Tuesday, May 31, 2011

City considers eliminating taxes on mutual funds

LOS ANGELES - The city today will begin considering whether to eliminate a business tax on mutual funds that brings in about $8.4 million per year in revenue.

Officials say not getting rid of the tax will drive investment firms that manage mutual funds out of the city and put an additional $12.5 million in tax revenue at risk.

The Jobs and Business Development Committee will discuss the issue during its afternoon meeting.

Los Angeles is the only city in California that enforces a tax on mutual funds, according to a report by Chief Legislative Analyst Gerry Miller.

"The state and federal governments exempt mutual funds from taxation as they are considered 'pass-through' entities," Miller wrote in the report.

"Taxes are levied on investors when they earn gains on their investment, not on the mutual funds themselves."

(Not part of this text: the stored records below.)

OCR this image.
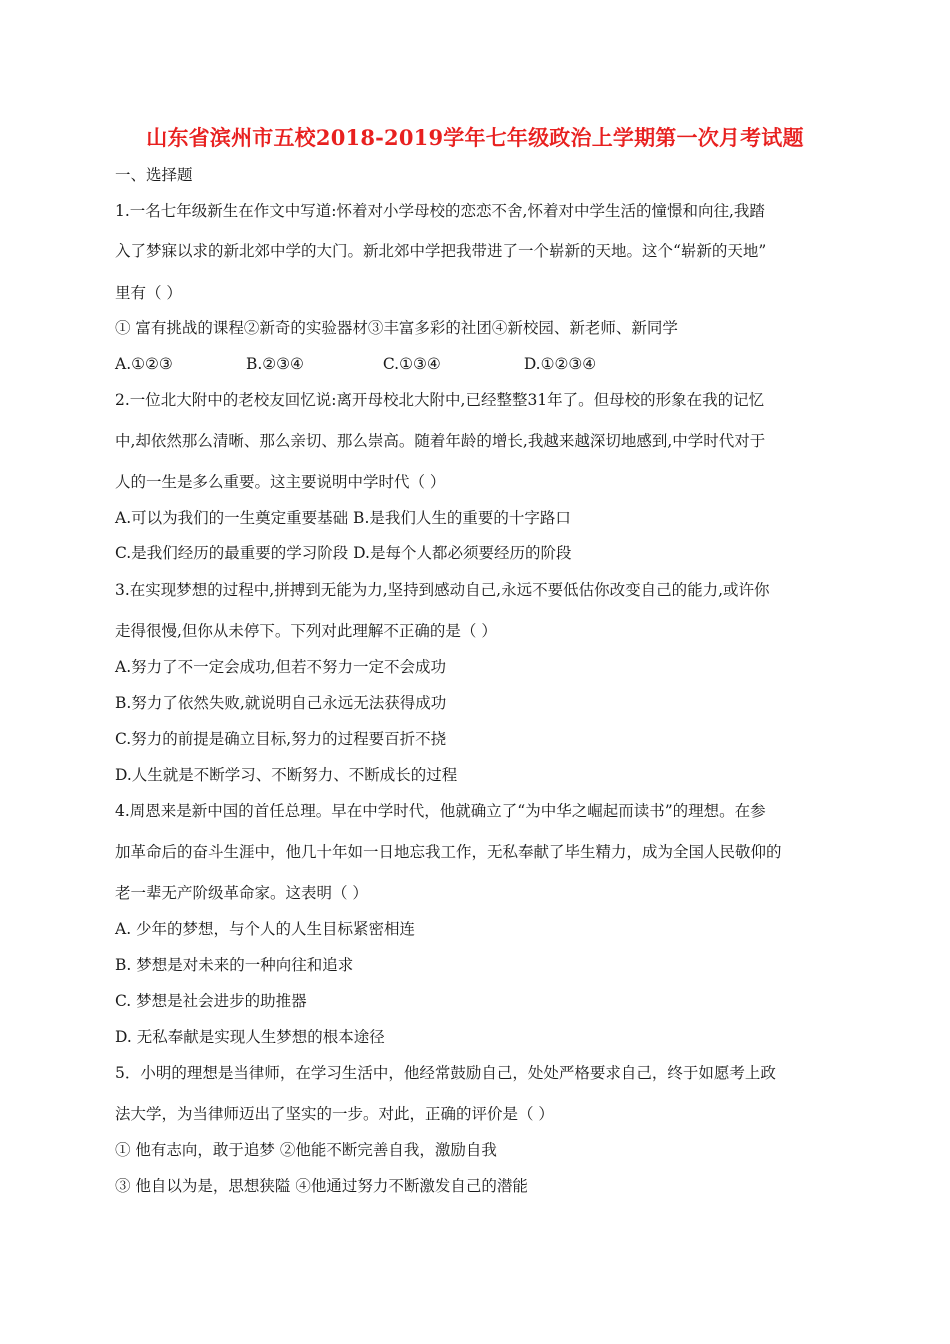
山东省滨州市五校2018-2019学年七年级政治上学期第一次月考试题
一、选择题
1.一名七年级新生在作文中写道:怀着对小学母校的恋恋不舍,怀着对中学生活的憧憬和向往,我踏
入了梦寐以求的新北郊中学的大门。新北郊中学把我带进了一个崭新的天地。这个“崭新的天地”
里有（ ）
① 富有挑战的课程②新奇的实验器材③丰富多彩的社团④新校园、新老师、新同学
A.①②③	B.②③④	C.①③④	D.①②③④
2.一位北大附中的老校友回忆说:离开母校北大附中,已经整整31年了。但母校的形象在我的记忆
中,却依然那么清晰、那么亲切、那么崇高。随着年龄的增长,我越来越深切地感到,中学时代对于
人的一生是多么重要。这主要说明中学时代（ ）
A.可以为我们的一生奠定重要基础 B.是我们人生的重要的十字路口
C.是我们经历的最重要的学习阶段 D.是每个人都必须要经历的阶段
3.在实现梦想的过程中,拼搏到无能为力,坚持到感动自己,永远不要低估你改变自己的能力,或许你
走得很慢,但你从未停下。下列对此理解不正确的是（ ）
A.努力了不一定会成功,但若不努力一定不会成功
B.努力了依然失败,就说明自己永远无法获得成功
C.努力的前提是确立目标,努力的过程要百折不挠
D.人生就是不断学习、不断努力、不断成长的过程
4.周恩来是新中国的首任总理。早在中学时代，他就确立了“为中华之崛起而读书”的理想。在参
加革命后的奋斗生涯中，他几十年如一日地忘我工作，无私奉献了毕生精力，成为全国人民敬仰的
老一辈无产阶级革命家。这表明（ ）
A. 少年的梦想，与个人的人生目标紧密相连
B. 梦想是对未来的一种向往和追求
C. 梦想是社会进步的助推器
D. 无私奉献是实现人生梦想的根本途径
5．小明的理想是当律师，在学习生活中，他经常鼓励自己，处处严格要求自己，终于如愿考上政
法大学，为当律师迈出了坚实的一步。对此，正确的评价是（ ）
① 他有志向，敢于追梦 ②他能不断完善自我，激励自我
③ 他自以为是，思想狭隘 ④他通过努力不断激发自己的潜能
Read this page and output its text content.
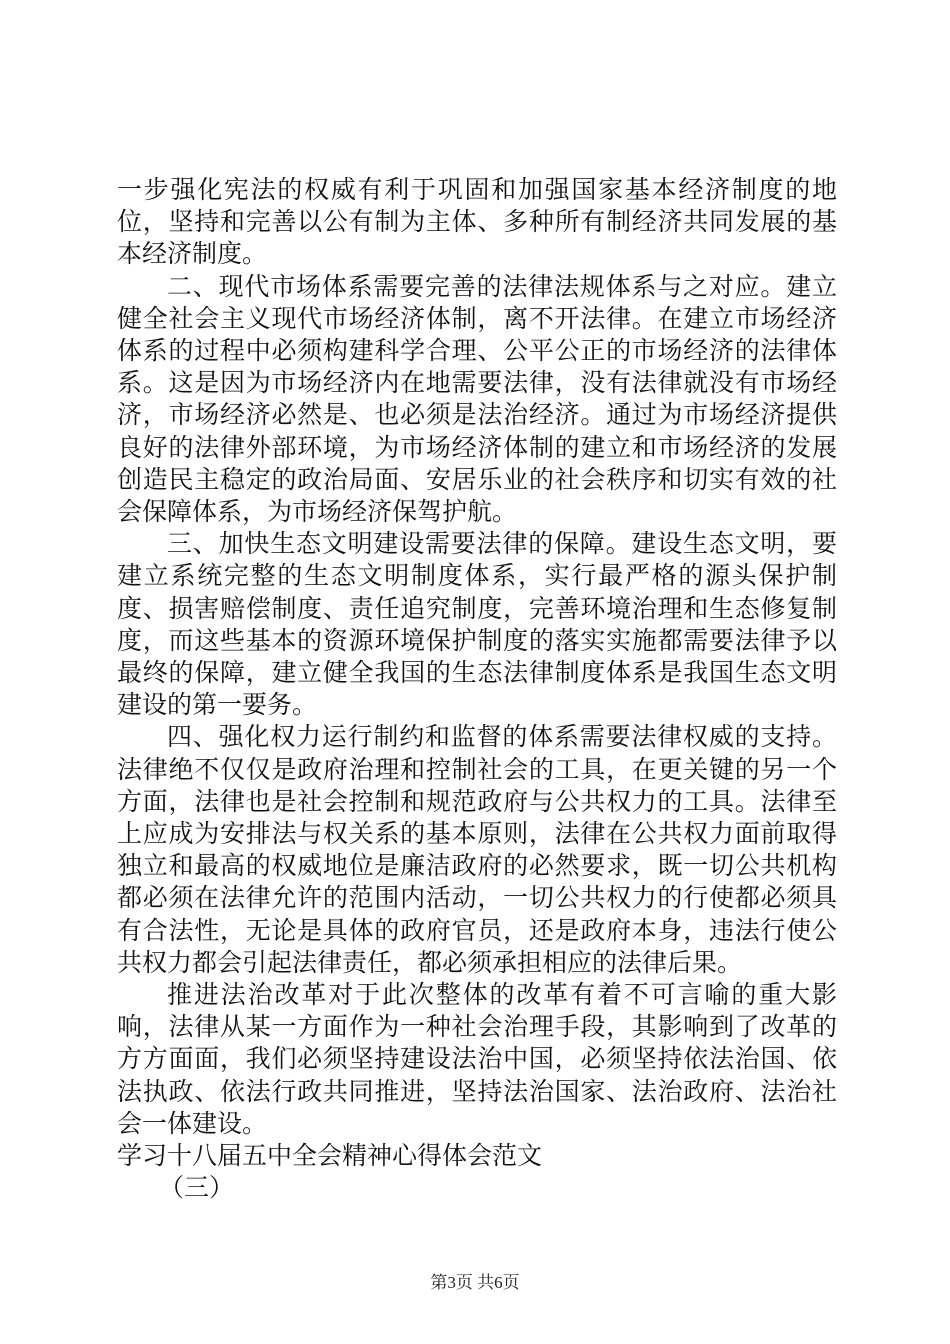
一步强化宪法的权威有利于巩固和加强国家基本经济制度的地位，坚持和完善以公有制为主体、多种所有制经济共同发展的基本经济制度。

二、现代市场体系需要完善的法律法规体系与之对应。建立健全社会主义现代市场经济体制，离不开法律。在建立市场经济体系的过程中必须构建科学合理、公平公正的市场经济的法律体系。这是因为市场经济内在地需要法律，没有法律就没有市场经济，市场经济必然是、也必须是法治经济。通过为市场经济提供良好的法律外部环境，为市场经济体制的建立和市场经济的发展创造民主稳定的政治局面、安居乐业的社会秩序和切实有效的社会保障体系，为市场经济保驾护航。

三、加快生态文明建设需要法律的保障。建设生态文明，要建立系统完整的生态文明制度体系，实行最严格的源头保护制度、损害赔偿制度、责任追究制度，完善环境治理和生态修复制度，而这些基本的资源环境保护制度的落实实施都需要法律予以最终的保障，建立健全我国的生态法律制度体系是我国生态文明建设的第一要务。

四、强化权力运行制约和监督的体系需要法律权威的支持。法律绝不仅仅是政府治理和控制社会的工具，在更关键的另一个方面，法律也是社会控制和规范政府与公共权力的工具。法律至上应成为安排法与权关系的基本原则，法律在公共权力面前取得独立和最高的权威地位是廉洁政府的必然要求，既一切公共机构都必须在法律允许的范围内活动，一切公共权力的行使都必须具有合法性，无论是具体的政府官员，还是政府本身，违法行使公共权力都会引起法律责任，都必须承担相应的法律后果。

推进法治改革对于此次整体的改革有着不可言喻的重大影响，法律从某一方面作为一种社会治理手段，其影响到了改革的方方面面，我们必须坚持建设法治中国，必须坚持依法治国、依法执政、依法行政共同推进，坚持法治国家、法治政府、法治社会一体建设。

学习十八届五中全会精神心得体会范文

（三）

第3页 共6页
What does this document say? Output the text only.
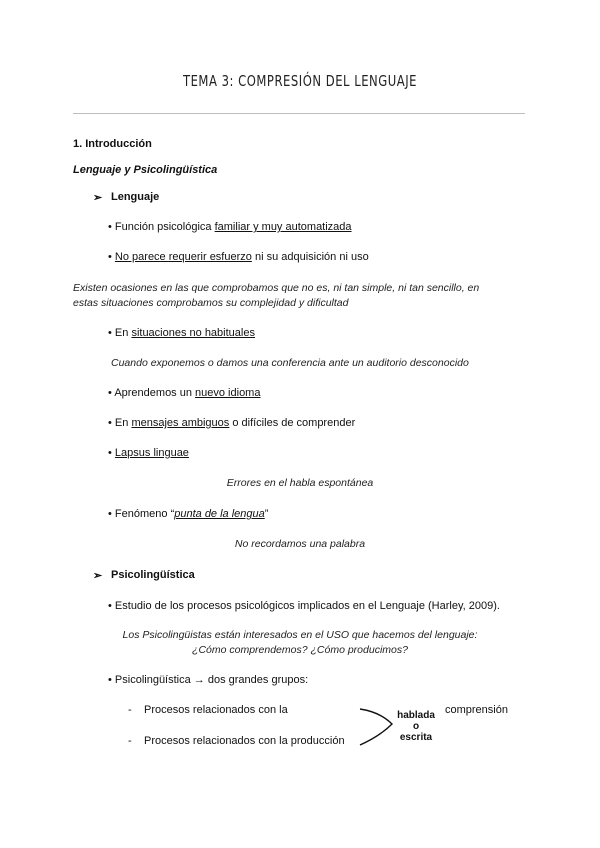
TEMA 3: COMPRESIÓN DEL LENGUAJE
1. Introducción
Lenguaje y Psicolingüística
➢ Lenguaje
• Función psicológica familiar y muy automatizada
• No parece requerir esfuerzo ni su adquisición ni uso
Existen ocasiones en las que comprobamos que no es, ni tan simple, ni tan sencillo, en
estas situaciones comprobamos su complejidad y dificultad
• En situaciones no habituales
Cuando exponemos o damos una conferencia ante un auditorio desconocido
• Aprendemos un nuevo idioma
• En mensajes ambiguos o difíciles de comprender
• Lapsus linguae
Errores en el habla espontánea
• Fenómeno “punta de la lengua”
No recordamos una palabra
➢ Psicolingüística
• Estudio de los procesos psicológicos implicados en el Lenguaje (Harley, 2009).
Los Psicolingüistas están interesados en el USO que hacemos del lenguaje:
¿Cómo comprendemos? ¿Cómo producimos?
• Psicolingüística → dos grandes grupos:
- Procesos relacionados con la
- Procesos relacionados con la producción
hablada
o
escrita
comprensión
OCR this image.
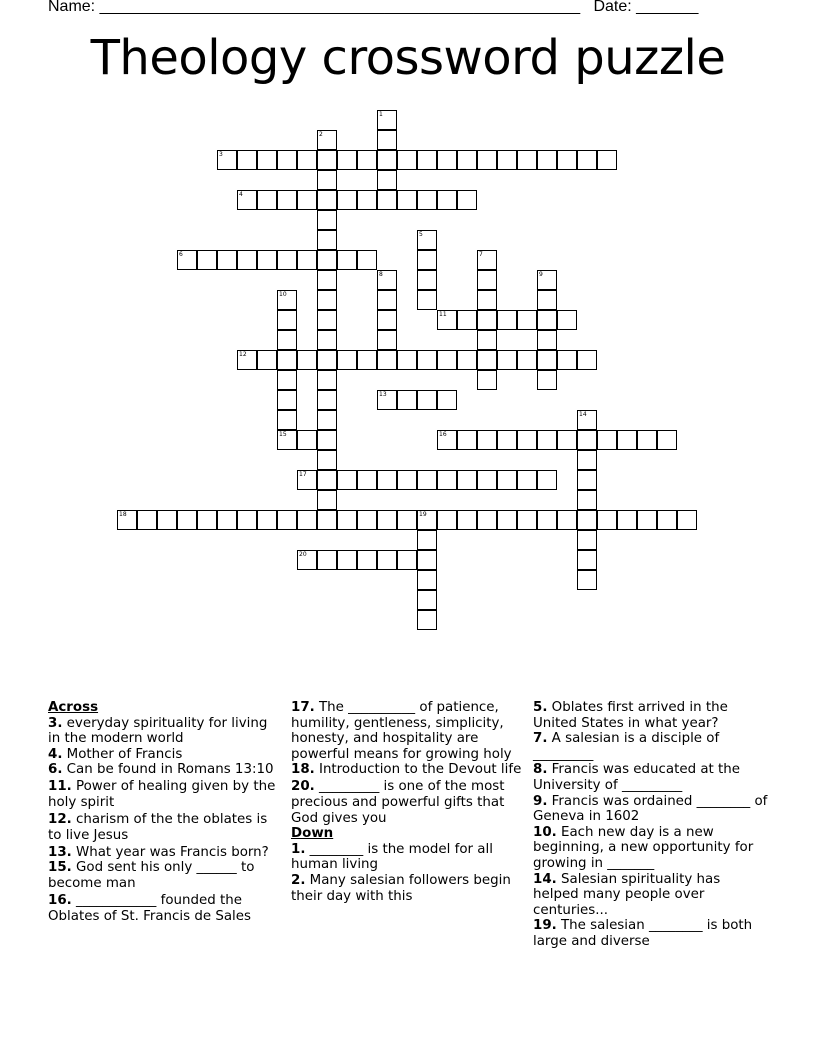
Name: ______________________________________________________ Date: _______
Theology crossword puzzle
1
2
3
4
5
6	7
8	9
10
15
11
12
13
14
16
17
18	19
20
Across
3. everyday spirituality for living in the modern world
4. Mother of Francis
6. Can be found in Romans 13:10
11. Power of healing given by the holy spirit
12. charism of the the oblates is to live Jesus
13. What year was Francis born?
15. God sent his only ______ to become man
16. ____________ founded the Oblates of St. Francis de Sales
17. The __________ of patience, humility, gentleness, simplicity, honesty, and hospitality are powerful means for growing holy
18. Introduction to the Devout life
20. _________ is one of the most precious and powerful gifts that God gives you
Down
1. ________ is the model for all human living
2. Many salesian followers begin their day with this
5. Oblates first arrived in the United States in what year?
7. A salesian is a disciple of _________
8. Francis was educated at the University of _________
9. Francis was ordained ________ of Geneva in 1602
10. Each new day is a new beginning, a new opportunity for growing in _______
14. Salesian spirituality has helped many people over centuries...
19. The salesian ________ is both large and diverse
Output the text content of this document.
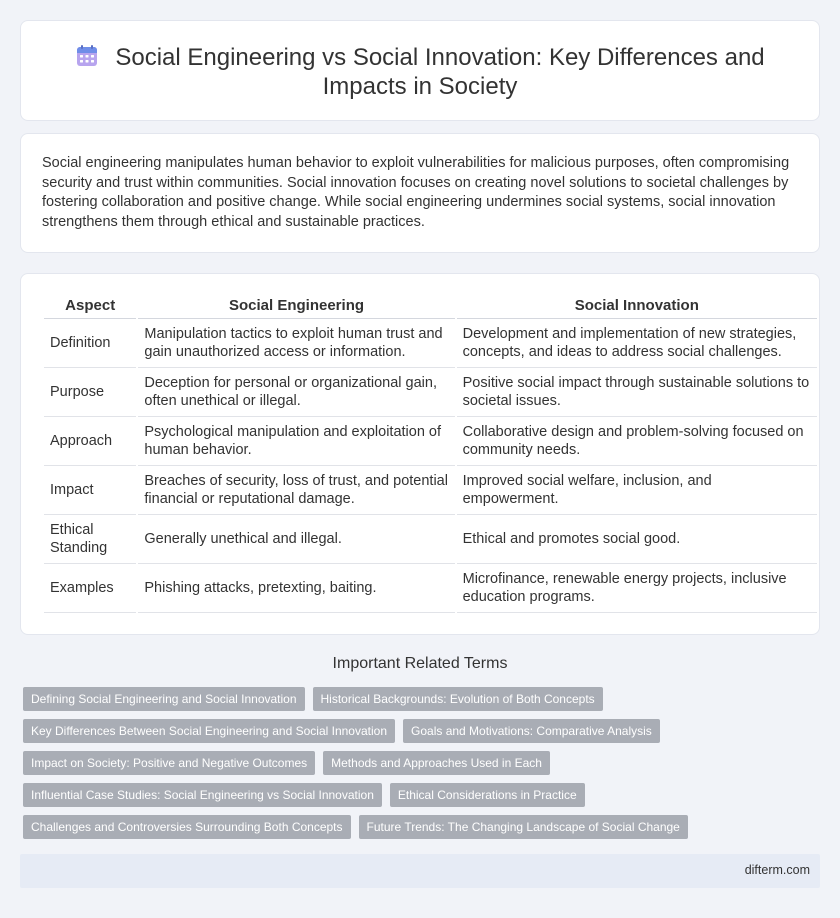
Social Engineering vs Social Innovation: Key Differences and Impacts in Society

Social engineering manipulates human behavior to exploit vulnerabilities for malicious purposes, often compromising security and trust within communities. Social innovation focuses on creating novel solutions to societal challenges by fostering collaboration and positive change. While social engineering undermines social systems, social innovation strengthens them through ethical and sustainable practices.

Aspect	Social Engineering	Social Innovation
Definition	Manipulation tactics to exploit human trust and gain unauthorized access or information.	Development and implementation of new strategies, concepts, and ideas to address social challenges.
Purpose	Deception for personal or organizational gain, often unethical or illegal.	Positive social impact through sustainable solutions to societal issues.
Approach	Psychological manipulation and exploitation of human behavior.	Collaborative design and problem-solving focused on community needs.
Impact	Breaches of security, loss of trust, and potential financial or reputational damage.	Improved social welfare, inclusion, and empowerment.
Ethical Standing	Generally unethical and illegal.	Ethical and promotes social good.
Examples	Phishing attacks, pretexting, baiting.	Microfinance, renewable energy projects, inclusive education programs.
Important Related Terms
Defining Social Engineering and Social Innovation	Historical Backgrounds: Evolution of Both Concepts
Key Differences Between Social Engineering and Social Innovation	Goals and Motivations: Comparative Analysis
Impact on Society: Positive and Negative Outcomes	Methods and Approaches Used in Each
Influential Case Studies: Social Engineering vs Social Innovation	Ethical Considerations in Practice
Challenges and Controversies Surrounding Both Concepts	Future Trends: The Changing Landscape of Social Change
difterm.com
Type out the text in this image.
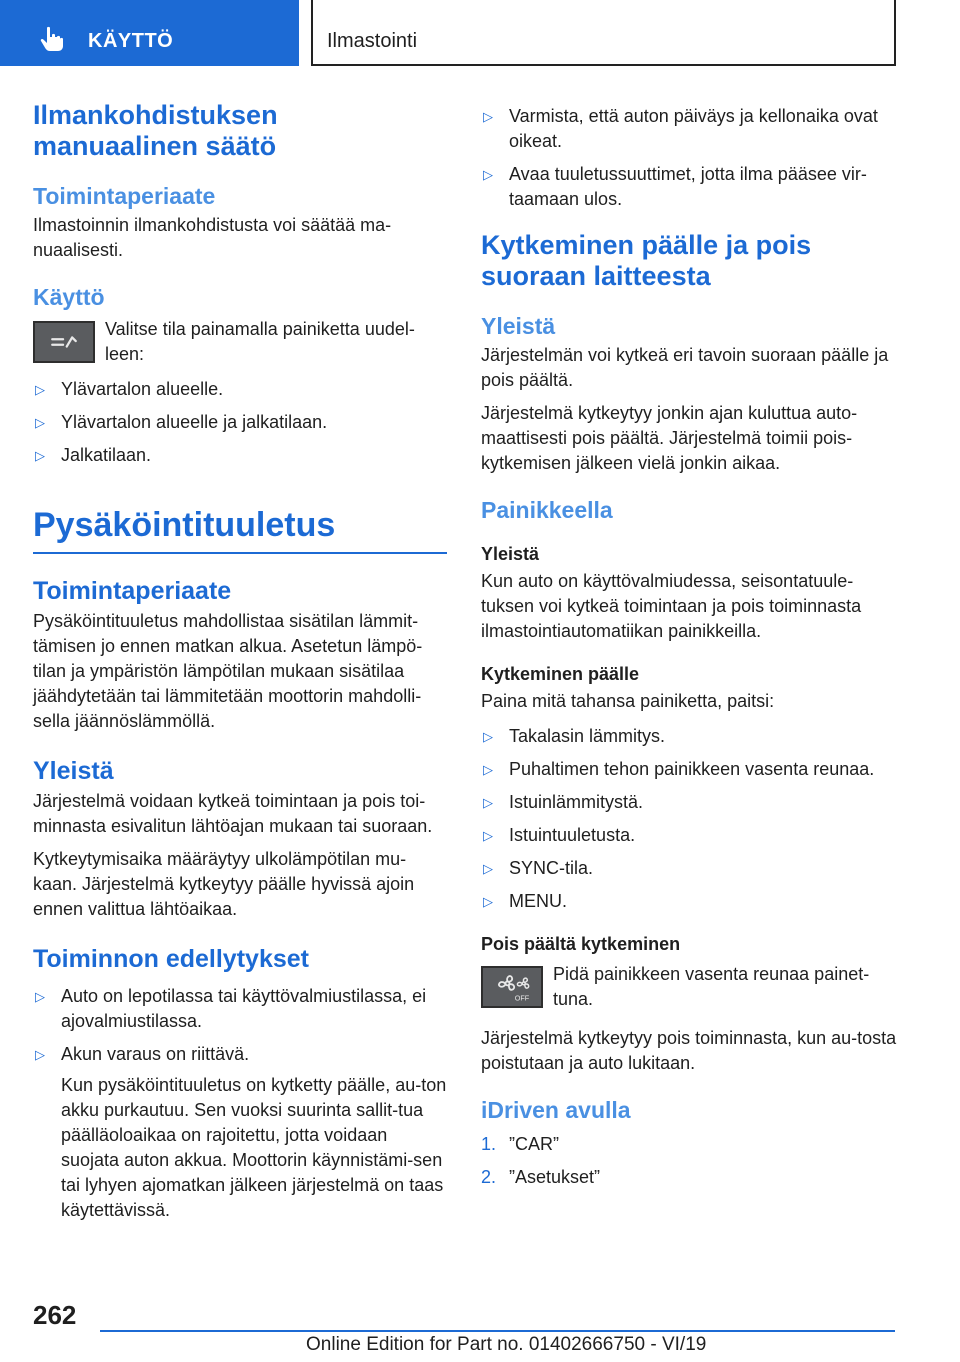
KÄYTTÖ	Ilmastointi
Ilmankohdistuksen manuaalinen säätö
Toimintaperiaate

Ilmastoinnin ilmankohdistusta voi säätää ma-nuaalisesti.

Käyttö
Valitse tila painamalla painiketta uudel-leen:
▷ Ylävartalon alueelle.
▷ Ylävartalon alueelle ja jalkatilaan.
▷ Jalkatilaan.
Pysäköintituuletus
Toimintaperiaate

Pysäköintituuletus mahdollistaa sisätilan lämmit-tämisen jo ennen matkan alkua. Asetetun lämpö-tilan ja ympäristön lämpötilan mukaan sisätilaa jäähdytetään tai lämmitetään moottorin mahdolli-sella jäännöslämmöllä.

Yleistä

Järjestelmä voidaan kytkeä toimintaan ja pois toi-minnasta esivalitun lähtöajan mukaan tai suoraan.

Kytkeytymisaika määräytyy ulkolämpötilan mu-kaan. Järjestelmä kytkeytyy päälle hyvissä ajoin ennen valittua lähtöaikaa.

Toiminnon edellytykset
▷ Auto on lepotilassa tai käyttövalmiustilassa, ei ajovalmiustilassa.
▷ Akun varaus on riittävä.
Kun pysäköintituuletus on kytketty päälle, au-ton akku purkautuu. Sen vuoksi suurinta sallit-tua päälläoloaikaa on rajoitettu, jotta voidaan suojata auton akkua. Moottorin käynnistämi-sen tai lyhyen ajomatkan jälkeen järjestelmä on taas käytettävissä.
▷ Varmista, että auton päiväys ja kellonaika ovat oikeat.
▷ Avaa tuuletussuuttimet, jotta ilma pääsee vir-taamaan ulos.
Kytkeminen päälle ja pois suoraan laitteesta
Yleistä

Järjestelmän voi kytkeä eri tavoin suoraan päälle ja pois päältä.

Järjestelmä kytkeytyy jonkin ajan kuluttua auto-maattisesti pois päältä. Järjestelmä toimii pois-kytkemisen jälkeen vielä jonkin aikaa.

Painikkeella
Yleistä

Kun auto on käyttövalmiudessa, seisontatuule-tuksen voi kytkeä toimintaan ja pois toiminnasta ilmastointiautomatiikan painikkeilla.

Kytkeminen päälle

Paina mitä tahansa painiketta, paitsi:

▷ Takalasin lämmitys.
▷ Puhaltimen tehon painikkeen vasenta reunaa.
▷ Istuinlämmitystä.
▷ Istuintuuletusta.
▷ SYNC-tila.
▷ MENU.
Pois päältä kytkeminen
OFF
Pidä painikkeen vasenta reunaa painet-tuna.

Järjestelmä kytkeytyy pois toiminnasta, kun au-tosta poistutaan ja auto lukitaan.

iDriven avulla
1. ”CAR”
2. ”Asetukset”
262
Online Edition for Part no. 01402666750 - VI/19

A mutual fund is a pool of money from a variety of investors managed with the goal of earning greater returns on investments in securities, stocks, bonds and other money instruments. Managers charge investors fees to put their money in mutual funds.

The city taxes both the management fees and the financial gains on the mutual fund investment.

Miller said some investment firms have threatened to move outside of the city because of the tax. His report recommends reducing it by one-third starting next year until it is completely eliminated.

Councilman Richard Alarcon, chairman of the Jobs and Business Development Committee, is generally

supportive of the idea, spokeswoman Becca Doten said. But he is waiting to hear input from the city's Business Tax Advisory Committee before making his final decision about whether or not to eliminate the tax on mutual funds.